Monday, Apr. 21, 1975
Born. To Stevie Wonder, 24 (Ne Steveland Judkins), Soul's manchild terrible, and Yolanda Simmons, 24, his former secretary: their first child, a girl; in Manhattan. Name: Aisha Zakia.
Died. John Anthony Burns, 66, Governor of Hawaii from 1962 to 1974; of cancer; in Honolulu. Tough, tight-lipped and driven, Burns grew up in Honolulu's hardscrabble slums, becoming a paternalistic police captain who spoke for the loyalty of the Nisei population in the anti-Japanese hysteria that followed Pearl Harbor. After the war, Burns built the powerful and largely Japanese-Democratic machine that sent him as territorial Representative to Congress, where he helped win statehood for Hawaii in 1959.
Died. Josephine Baker, 68, queen of the international cabaret circuit; of a heart attack; in Paris (see MUSIC).
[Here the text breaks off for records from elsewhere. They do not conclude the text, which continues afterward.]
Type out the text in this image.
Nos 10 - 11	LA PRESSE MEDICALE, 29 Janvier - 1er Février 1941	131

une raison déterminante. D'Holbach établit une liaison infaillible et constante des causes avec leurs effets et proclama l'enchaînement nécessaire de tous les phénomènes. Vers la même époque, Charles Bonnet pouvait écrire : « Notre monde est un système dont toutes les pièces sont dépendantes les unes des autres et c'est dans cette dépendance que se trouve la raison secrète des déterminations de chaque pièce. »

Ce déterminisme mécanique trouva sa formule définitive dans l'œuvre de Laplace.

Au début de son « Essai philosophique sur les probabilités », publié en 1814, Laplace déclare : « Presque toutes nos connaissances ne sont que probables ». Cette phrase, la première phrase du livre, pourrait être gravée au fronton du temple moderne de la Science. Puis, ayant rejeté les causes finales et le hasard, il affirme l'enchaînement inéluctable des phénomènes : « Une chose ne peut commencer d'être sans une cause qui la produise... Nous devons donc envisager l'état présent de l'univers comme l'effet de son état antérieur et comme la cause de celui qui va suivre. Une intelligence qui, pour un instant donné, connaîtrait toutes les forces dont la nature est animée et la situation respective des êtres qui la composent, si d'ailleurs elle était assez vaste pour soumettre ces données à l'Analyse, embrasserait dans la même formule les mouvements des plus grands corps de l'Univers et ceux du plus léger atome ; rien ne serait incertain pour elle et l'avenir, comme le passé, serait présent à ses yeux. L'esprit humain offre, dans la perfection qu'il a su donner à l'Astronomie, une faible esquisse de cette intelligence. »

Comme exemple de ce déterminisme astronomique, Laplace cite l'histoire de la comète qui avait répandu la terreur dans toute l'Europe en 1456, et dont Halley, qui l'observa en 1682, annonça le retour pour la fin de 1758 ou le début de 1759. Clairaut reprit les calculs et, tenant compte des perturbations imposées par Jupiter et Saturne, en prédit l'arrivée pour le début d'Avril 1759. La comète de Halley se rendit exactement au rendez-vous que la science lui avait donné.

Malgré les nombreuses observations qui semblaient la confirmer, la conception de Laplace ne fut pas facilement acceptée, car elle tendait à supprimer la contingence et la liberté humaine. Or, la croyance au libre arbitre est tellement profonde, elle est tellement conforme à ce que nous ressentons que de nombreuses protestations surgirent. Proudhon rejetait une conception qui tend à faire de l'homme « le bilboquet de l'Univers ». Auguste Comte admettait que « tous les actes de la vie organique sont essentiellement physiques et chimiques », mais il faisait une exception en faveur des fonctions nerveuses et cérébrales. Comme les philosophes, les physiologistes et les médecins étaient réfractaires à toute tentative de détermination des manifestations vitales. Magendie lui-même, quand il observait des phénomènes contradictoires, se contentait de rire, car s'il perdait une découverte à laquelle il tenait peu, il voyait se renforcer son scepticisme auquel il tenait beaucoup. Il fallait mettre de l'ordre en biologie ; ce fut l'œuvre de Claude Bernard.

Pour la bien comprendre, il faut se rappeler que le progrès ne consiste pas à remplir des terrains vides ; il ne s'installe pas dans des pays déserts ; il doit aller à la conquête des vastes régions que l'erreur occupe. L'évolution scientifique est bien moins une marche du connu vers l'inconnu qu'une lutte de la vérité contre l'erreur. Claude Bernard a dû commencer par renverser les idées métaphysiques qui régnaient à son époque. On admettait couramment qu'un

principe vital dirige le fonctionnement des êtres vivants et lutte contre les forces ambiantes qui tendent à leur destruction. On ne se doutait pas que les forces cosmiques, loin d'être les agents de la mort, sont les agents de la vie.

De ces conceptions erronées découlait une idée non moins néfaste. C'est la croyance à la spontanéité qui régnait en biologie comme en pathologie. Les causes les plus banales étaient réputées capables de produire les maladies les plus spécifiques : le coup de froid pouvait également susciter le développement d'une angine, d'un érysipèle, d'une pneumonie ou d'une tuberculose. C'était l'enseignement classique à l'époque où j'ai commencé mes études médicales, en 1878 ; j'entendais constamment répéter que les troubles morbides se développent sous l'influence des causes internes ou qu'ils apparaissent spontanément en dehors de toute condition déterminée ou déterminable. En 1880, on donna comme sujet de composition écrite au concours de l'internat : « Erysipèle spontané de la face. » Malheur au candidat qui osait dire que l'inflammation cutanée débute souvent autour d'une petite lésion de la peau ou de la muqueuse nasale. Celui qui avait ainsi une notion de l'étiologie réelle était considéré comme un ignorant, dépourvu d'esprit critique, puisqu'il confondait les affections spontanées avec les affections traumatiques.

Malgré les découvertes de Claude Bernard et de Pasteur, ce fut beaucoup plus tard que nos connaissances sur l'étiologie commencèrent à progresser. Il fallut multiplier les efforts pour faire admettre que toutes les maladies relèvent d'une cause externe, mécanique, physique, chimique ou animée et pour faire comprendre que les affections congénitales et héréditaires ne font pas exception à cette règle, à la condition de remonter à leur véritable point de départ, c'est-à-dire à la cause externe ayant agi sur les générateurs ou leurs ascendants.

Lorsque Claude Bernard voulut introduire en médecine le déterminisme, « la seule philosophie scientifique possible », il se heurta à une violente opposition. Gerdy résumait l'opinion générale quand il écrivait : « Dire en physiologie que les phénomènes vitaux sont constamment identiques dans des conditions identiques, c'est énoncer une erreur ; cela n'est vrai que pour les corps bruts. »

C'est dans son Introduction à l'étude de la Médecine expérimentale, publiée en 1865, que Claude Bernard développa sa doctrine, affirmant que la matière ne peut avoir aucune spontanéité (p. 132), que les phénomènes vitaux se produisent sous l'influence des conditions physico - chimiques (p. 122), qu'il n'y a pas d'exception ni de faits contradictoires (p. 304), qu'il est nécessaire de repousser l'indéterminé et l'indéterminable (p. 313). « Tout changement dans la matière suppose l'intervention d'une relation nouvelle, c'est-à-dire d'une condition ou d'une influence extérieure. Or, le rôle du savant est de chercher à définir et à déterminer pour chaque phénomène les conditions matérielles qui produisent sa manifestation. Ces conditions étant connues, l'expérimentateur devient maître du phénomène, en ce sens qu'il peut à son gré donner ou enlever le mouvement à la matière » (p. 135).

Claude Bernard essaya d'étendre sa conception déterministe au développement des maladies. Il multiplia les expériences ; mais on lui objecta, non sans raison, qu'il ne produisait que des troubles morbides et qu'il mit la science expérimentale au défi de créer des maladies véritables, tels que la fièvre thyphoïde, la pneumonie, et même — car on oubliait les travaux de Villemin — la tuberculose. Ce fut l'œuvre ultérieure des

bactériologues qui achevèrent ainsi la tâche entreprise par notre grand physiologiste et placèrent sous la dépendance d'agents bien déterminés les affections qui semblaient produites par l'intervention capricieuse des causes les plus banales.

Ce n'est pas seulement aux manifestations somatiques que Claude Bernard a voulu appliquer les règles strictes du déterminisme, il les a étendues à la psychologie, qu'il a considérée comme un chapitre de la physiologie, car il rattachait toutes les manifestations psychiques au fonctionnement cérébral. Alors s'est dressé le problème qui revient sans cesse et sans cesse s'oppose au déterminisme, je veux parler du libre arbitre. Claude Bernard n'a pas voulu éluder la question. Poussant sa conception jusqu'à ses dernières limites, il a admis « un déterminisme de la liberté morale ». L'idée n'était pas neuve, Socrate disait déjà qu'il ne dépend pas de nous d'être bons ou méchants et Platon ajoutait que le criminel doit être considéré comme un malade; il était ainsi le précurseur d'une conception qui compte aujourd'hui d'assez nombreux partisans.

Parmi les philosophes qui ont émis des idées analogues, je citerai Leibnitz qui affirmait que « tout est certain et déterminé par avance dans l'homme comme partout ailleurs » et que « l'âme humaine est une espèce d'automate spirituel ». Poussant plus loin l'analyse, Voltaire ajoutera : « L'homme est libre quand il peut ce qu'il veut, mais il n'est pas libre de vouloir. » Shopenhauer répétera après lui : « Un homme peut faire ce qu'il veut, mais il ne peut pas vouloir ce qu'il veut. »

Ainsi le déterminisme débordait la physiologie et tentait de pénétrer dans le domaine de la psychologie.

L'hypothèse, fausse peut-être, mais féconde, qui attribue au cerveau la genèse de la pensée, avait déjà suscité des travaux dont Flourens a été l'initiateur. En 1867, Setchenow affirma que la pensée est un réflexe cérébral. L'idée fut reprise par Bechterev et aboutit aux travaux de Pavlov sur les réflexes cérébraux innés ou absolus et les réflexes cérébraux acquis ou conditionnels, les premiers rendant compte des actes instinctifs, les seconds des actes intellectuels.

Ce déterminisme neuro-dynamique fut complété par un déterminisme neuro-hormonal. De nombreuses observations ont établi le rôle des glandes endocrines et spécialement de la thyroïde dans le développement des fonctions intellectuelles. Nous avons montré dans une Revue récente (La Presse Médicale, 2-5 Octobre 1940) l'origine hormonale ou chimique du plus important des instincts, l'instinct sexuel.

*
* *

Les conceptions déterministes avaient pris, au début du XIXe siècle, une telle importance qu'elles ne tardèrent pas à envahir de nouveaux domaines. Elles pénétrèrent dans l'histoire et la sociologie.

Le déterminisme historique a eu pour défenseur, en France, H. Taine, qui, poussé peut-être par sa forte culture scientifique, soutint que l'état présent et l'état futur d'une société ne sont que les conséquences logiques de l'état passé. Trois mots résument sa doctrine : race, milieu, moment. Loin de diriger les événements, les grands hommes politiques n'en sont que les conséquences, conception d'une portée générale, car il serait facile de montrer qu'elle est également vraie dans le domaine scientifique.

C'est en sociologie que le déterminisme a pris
Died. John Moran Bailey, 70, Connecticut's Democratic Party chief since 1946 and national chairman under Kennedy and Johnson; of throat cancer; in Hartford. A cigar-chomping Irish pol in the classic backroom tradition, Bailey dominated Connecticut politics for nearly three decades with an instinct for "good issues, good organization and good candidates." He masterminded the campaign that in 1955 made Abraham Ribicoff the first Jewish Governor in the Northeast and was an early backer of his fellow Catholic, John Kennedy; as a reward for his help in winning the 1960 presidential nomination, J.F.K. made Bailey National Committee Chairman. His last hurrah was in November, when Ella Grasso, a longtime protegee, became the first woman to win a gubernatorial race in her own right.
Died. Walker Evans, 71, peerless American photodocumentarist; of a cerebral hemorrhage; in New Haven, Conn. Evans saw the camera as a tool to make "the literate, authoritative and transcendent statement that photography allows." His statement was social, etched in stark shots of ruined farms, soot-crusted stevedores, auto graveyards, and the sere faces of the Southern sharecroppers he photographed for Let Us Now Praise Famous Men, James Agee's bitter 1941 study of Alabama tenant farming; but triumphant humanity suffused the hypnotic, almost deadpan literalness that became his trademark.
Died. Marjorie Main, 85, durable Hollywood comedienne best known as Ma Kettle, the frowzy, gravel-voiced matriarch of the Kettle family of celluloid hillbillies in ten box-office hits beginning with The Egg and I in 1947; of cancer; in Los Angeles.